Im ehemaligen Narrenkeller entsteht mit der Kreativwerkbude in Deißlingen ein Ort für gemeinsames Werken, Basteln und kreative Begegnungen.
Wo früher die Narren tagten und es so kalt war, dass man ein Buffet als „kaltes Buffet“ bezeichnete, herrscht jetzt eine warme, kreative Atmosphäre.
Die Brückenbauer Deißlingen-Lauffen haben ihre langersehnte „Kreativwerkbude“ im ehemaligen Narrenkeller in der Pfarrgasse, offiziell eingeweiht. Zahlreiche Gäste, Helfer und Neugierige waren gekommen, um den bunten, frisch renovierten Raum zu besichtigen.
Bürgermeister Ralf Ulbrich eröffnete die Feier und zeigte sich begeistert von der Verwandlung des alten „Narrenkellers“. „Es brauchte ein bisschen Fantasie, sich das hier vorzustellen“, gab Ulbrich zu, „aber was hier entstanden ist, ist ein wunderbarer Ort, um Gemeinschaft zu erleben.“ Er betonte, dass die Einrichtung nicht nur für Deißlingen, sondern für die gesamte Gemeinde gedacht sei – ein Ort, an dem man nicht nur konsumiert, sondern ein „miteinander schafft“ und ins Gespräch kommt.

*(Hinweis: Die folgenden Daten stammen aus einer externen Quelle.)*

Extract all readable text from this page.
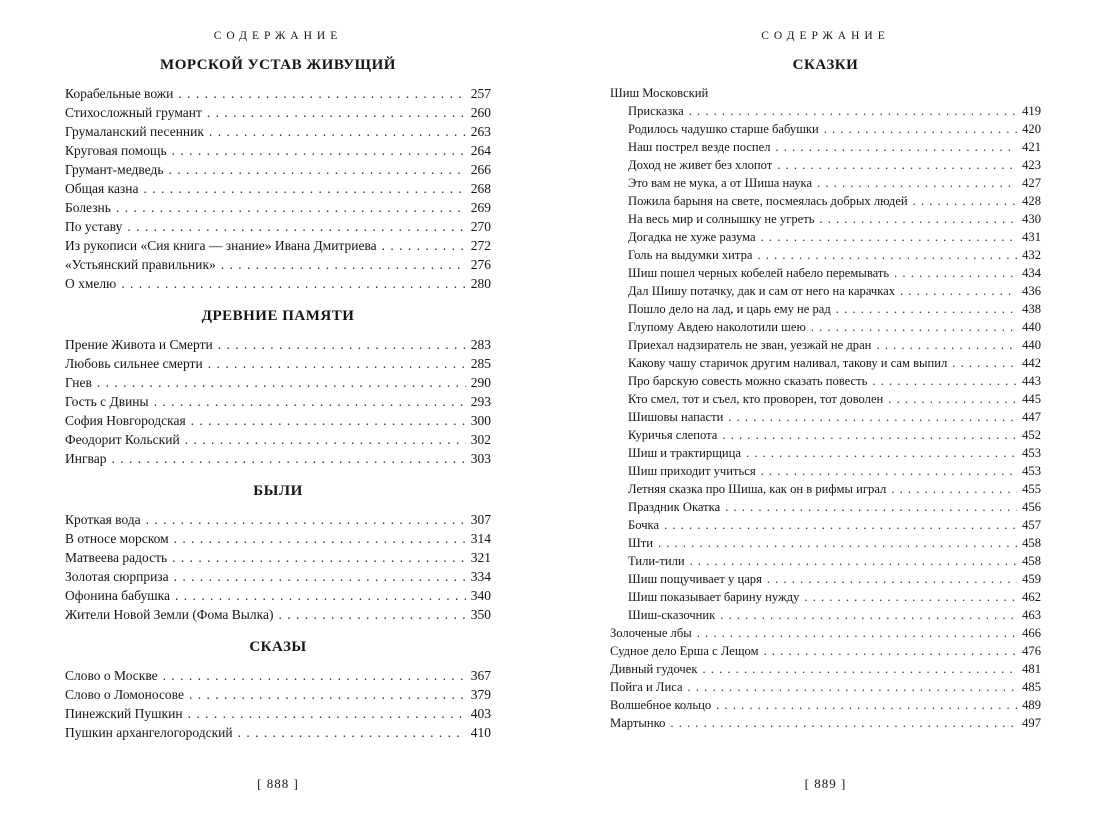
СОДЕРЖАНИЕ
МОРСКОЙ УСТАВ ЖИВУЩИЙ
Корабельные вожи . . .	257
Стихосложный грумант . . .	260
Грумаланский песенник . . .	263
Круговая помощь . . .	264
Грумант-медведь . . .	266
Общая казна . . .	268
Болезнь . . .	269
По уставу . . .	270
Из рукописи «Сия книга — знание» Ивана Дмитриева . . .	272
«Устьянский правильник» . . .	276
О хмелю . . .	280
ДРЕВНИЕ ПАМЯТИ
Прение Живота и Смерти . . .	283
Любовь сильнее смерти . . .	285
Гнев . . .	290
Гость с Двины . . .	293
София Новгородская . . .	300
Феодорит Кольский . . .	302
Ингвар . . .	303
БЫЛИ
Кроткая вода . . .	307
В относе морском . . .	314
Матвеева радость . . .	321
Золотая сюрприза . . .	334
Офонина бабушка . . .	340
Жители Новой Земли (Фома Вылка) . . .	350
СКАЗЫ
Слово о Москве . . .	367
Слово о Ломоносове . . .	379
Пинежский Пушкин . . .	403
Пушкин архангелогородский . . .	410
[ 888 ]
СОДЕРЖАНИЕ
СКАЗКИ
Шиш Московский
Присказка . . .	419
Родилось чадушко старше бабушки . . .	420
Наш пострел везде поспел . . .	421
Доход не живет без хлопот . . .	423
Это вам не мука, а от Шиша наука . . .	427
Пожила барыня на свете, посмеялась добрых людей . . .	428
На весь мир и солнышку не угреть . . .	430
Догадка не хуже разума . . .	431
Голь на выдумки хитра . . .	432
Шиш пошел черных кобелей набело перемывать . . .	434
Дал Шишу потачку, дак и сам от него на карачках . . .	436
Пошло дело на лад, и царь ему не рад . . .	438
Глупому Авдею наколотили шею . . .	440
Приехал надзиратель не зван, уезжай не дран . . .	440
Какову чашу старичок другим наливал, такову и сам выпил . . .	442
Про барскую совесть можно сказать повесть . . .	443
Кто смел, тот и съел, кто проворен, тот доволен . . .	445
Шишовы напасти . . .	447
Куричья слепота . . .	452
Шиш и трактирщица . . .	453
Шиш приходит учиться . . .	453
Летняя сказка про Шиша, как он в рифмы играл . . .	455
Праздник Окатка . . .	456
Бочка . . .	457
Шти . . .	458
Тили-тили . . .	458
Шиш пощучивает у царя . . .	459
Шиш показывает барину нужду . . .	462
Шиш-сказочник . . .	463
Золоченые лбы . . .	466
Судное дело Ерша с Лещом . . .	476
Дивный гудочек . . .	481
Пойга и Лиса . . .	485
Волшебное кольцо . . .	489
Мартынко . . .	497
[ 889 ]
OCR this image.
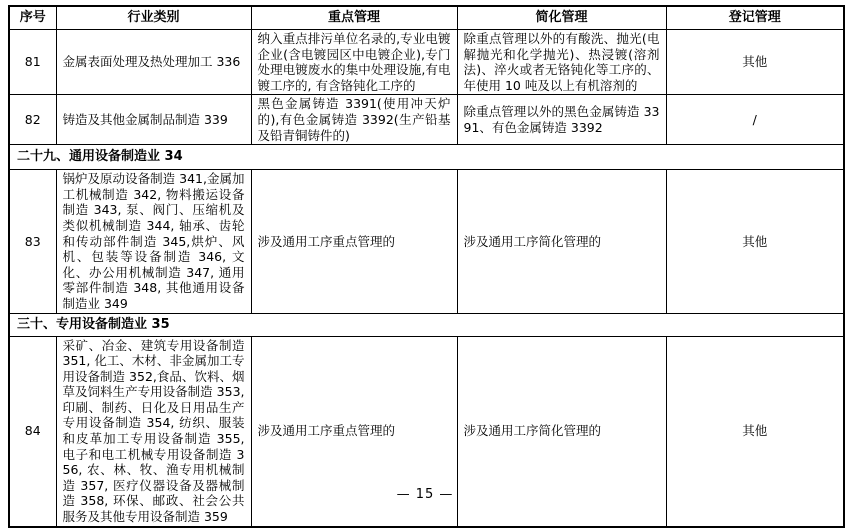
序号	行业类别	重点管理	简化管理	登记管理
81	金属表面处理及热处理加工 336	纳入重点排污单位名录的,专业电镀企业(含电镀园区中电镀企业),专门处理电镀废水的集中处理设施,有电镀工序的, 有含铬钝化工序的	除重点管理以外的有酸洗、抛光(电解抛光和化学抛光)、热浸镀(溶剂法)、淬火或者无铬钝化等工序的、年使用 10 吨及以上有机溶剂的	其他
82	铸造及其他金属制品制造 339	黑色金属铸造 3391(使用冲天炉的),有色金属铸造 3392(生产铅基及铅青铜铸件的)	除重点管理以外的黑色金属铸造 3391、有色金属铸造 3392	/
二十九、通用设备制造业 34				
83	锅炉及原动设备制造 341,金属加工机械制造 342, 物料搬运设备制造 343, 泵、阀门、压缩机及类似机械制造 344, 轴承、齿轮和传动部件制造 345,烘炉、风机、包装等设备制造 346, 文化、办公用机械制造 347, 通用零部件制造 348, 其他通用设备制造业 349	涉及通用工序重点管理的	涉及通用工序简化管理的	其他
三十、专用设备制造业 35				
84	采矿、冶金、建筑专用设备制造 351, 化工、木材、非金属加工专用设备制造 352,食品、饮料、烟草及饲料生产专用设备制造 353,印刷、制药、日化及日用品生产专用设备制造 354, 纺织、服装和皮革加工专用设备制造 355, 电子和电工机械专用设备制造 356, 农、林、牧、渔专用机械制造 357, 医疗仪器设备及器械制造 358, 环保、邮政、社会公共服务及其他专用设备制造 359	涉及通用工序重点管理的	涉及通用工序简化管理的	其他
— 15 —
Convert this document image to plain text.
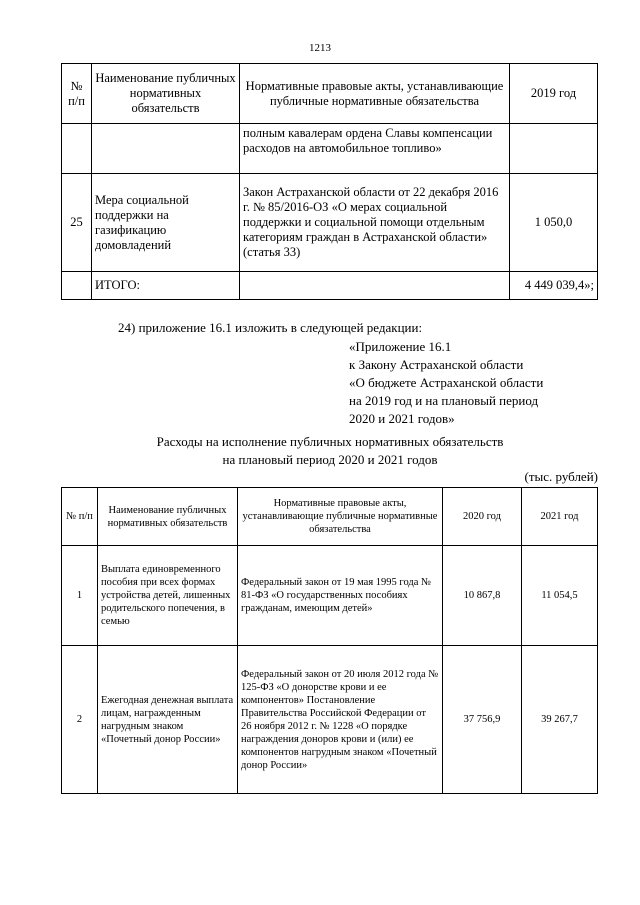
1213
№ п/п	Наименование публичных нормативных обязательств	Нормативные правовые акты, устанавливающие публичные нормативные обязательства	2019 год
		полным кавалерам ордена Славы компенсации расходов на автомобильное топливо»	
25	Мера социальной поддержки на газификацию домовладений	Закон Астраханской области от 22 декабря 2016 г. № 85/2016-ОЗ «О мерах социальной поддержки и социальной помощи отдельным категориям граждан в Астраханской области» (статья 33)	1 050,0
	ИТОГО:		4 449 039,4»;
24) приложение 16.1 изложить в следующей редакции:
«Приложение 16.1
к Закону Астраханской области
«О бюджете Астраханской области
на 2019 год и на плановый период
2020 и 2021 годов»
Расходы на исполнение публичных нормативных обязательств
на плановый период 2020 и 2021 годов
(тыс. рублей)
№ п/п	Наименование публичных нормативных обязательств	Нормативные правовые акты, устанавливающие публичные нормативные обязательства	2020 год	2021 год
1	Выплата единовременного пособия при всех формах устройства детей, лишенных родительского попечения, в семью	Федеральный закон от 19 мая 1995 года № 81-ФЗ «О государственных пособиях гражданам, имеющим детей»	10 867,8	11 054,5
2	Ежегодная денежная выплата лицам, награжденным нагрудным знаком «Почетный донор России»	Федеральный закон от 20 июля 2012 года № 125-ФЗ «О донорстве крови и ее компонентов» Постановление Правительства Российской Федерации от 26 ноября 2012 г. № 1228 «О порядке награждения доноров крови и (или) ее компонентов нагрудным знаком «Почетный донор России»	37 756,9	39 267,7
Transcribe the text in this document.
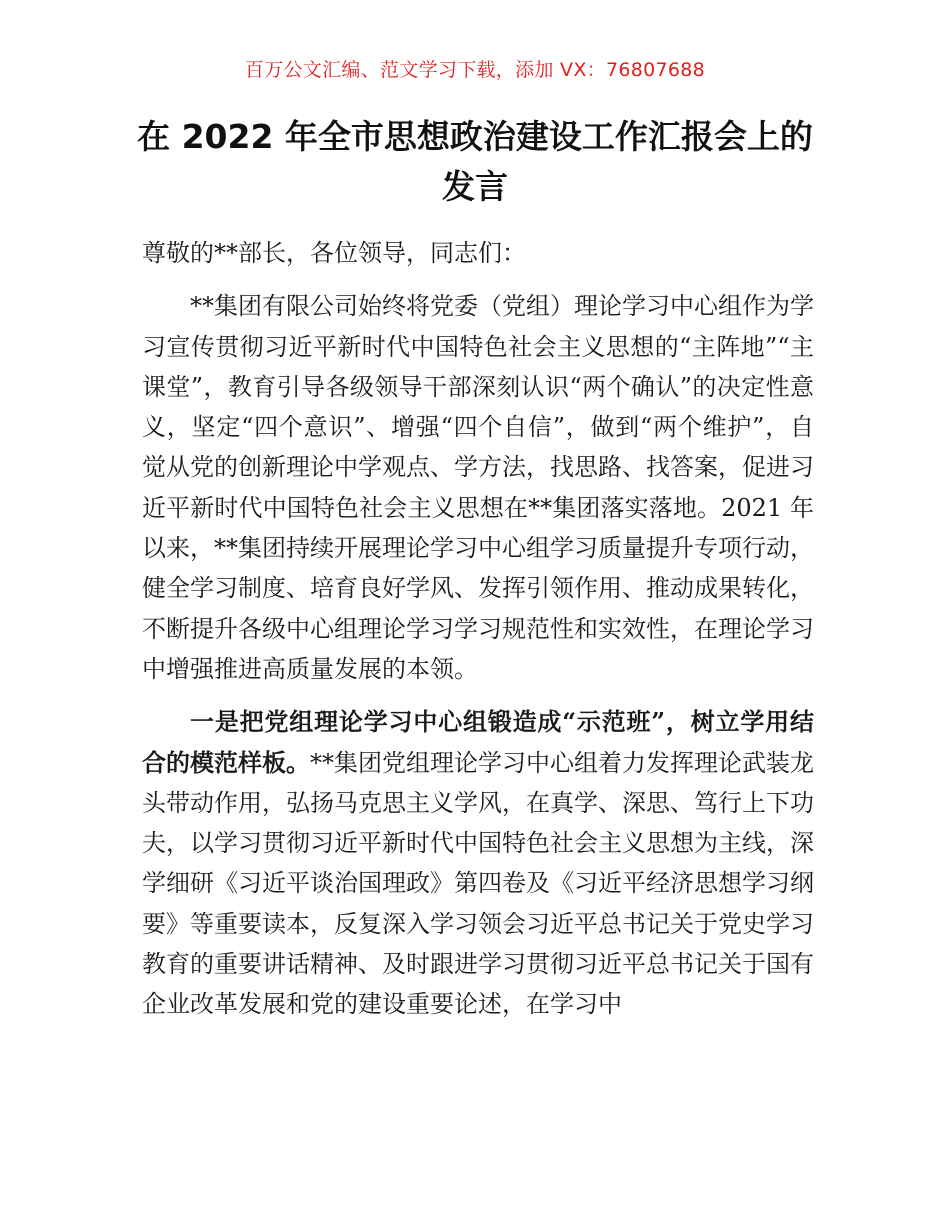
百万公文汇编、范文学习下载，添加 VX：76807688
在 2022 年全市思想政治建设工作汇报会上的发言

尊敬的**部长，各位领导，同志们：

**集团有限公司始终将党委（党组）理论学习中心组作为学习宣传贯彻习近平新时代中国特色社会主义思想的“主阵地”“主课堂”，教育引导各级领导干部深刻认识“两个确认”的决定性意义，坚定“四个意识”、增强“四个自信”，做到“两个维护”，自觉从党的创新理论中学观点、学方法，找思路、找答案，促进习近平新时代中国特色社会主义思想在**集团落实落地。2021 年以来，**集团持续开展理论学习中心组学习质量提升专项行动，健全学习制度、培育良好学风、发挥引领作用、推动成果转化，不断提升各级中心组理论学习学习规范性和实效性，在理论学习中增强推进高质量发展的本领。

一是把党组理论学习中心组锻造成“示范班”，树立学用结合的模范样板。**集团党组理论学习中心组着力发挥理论武装龙头带动作用，弘扬马克思主义学风，在真学、深思、笃行上下功夫，以学习贯彻习近平新时代中国特色社会主义思想为主线，深学细研《习近平谈治国理政》第四卷及《习近平经济思想学习纲要》等重要读本，反复深入学习领会习近平总书记关于党史学习教育的重要讲话精神、及时跟进学习贯彻习近平总书记关于国有企业改革发展和党的建设重要论述，在学习中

Einen Höhepunkt der Einweihung bildete die großzügige Geste der Bürgerstiftung Rottweil. Deren Präsident, Carsten Brüner, war persönlich erschienen, um die Vision der Brückenbauer zu würdigen. „Dieses Projekt ist genau der Kern dessen, was wir unterstützen möchten“, so Brüner. „Es ist Engagement von Menschen für Menschen, das direkt aus dem Ehrenamt heraus entsteht. Da geht uns das Herz auf.“ Als Starthilfe überreichte Carsten Brüner einen Scheck über 1500 Euro an das Team der Brückenbauer, vertreten durch den ersten Vorstand Eberhard Sinner und den „Kreativboss“ Thomas Zihsler. Das Geld wurde bereits in die Grundausstattung, unter anderem für Holzbearbeitungsmaschinen, investiert.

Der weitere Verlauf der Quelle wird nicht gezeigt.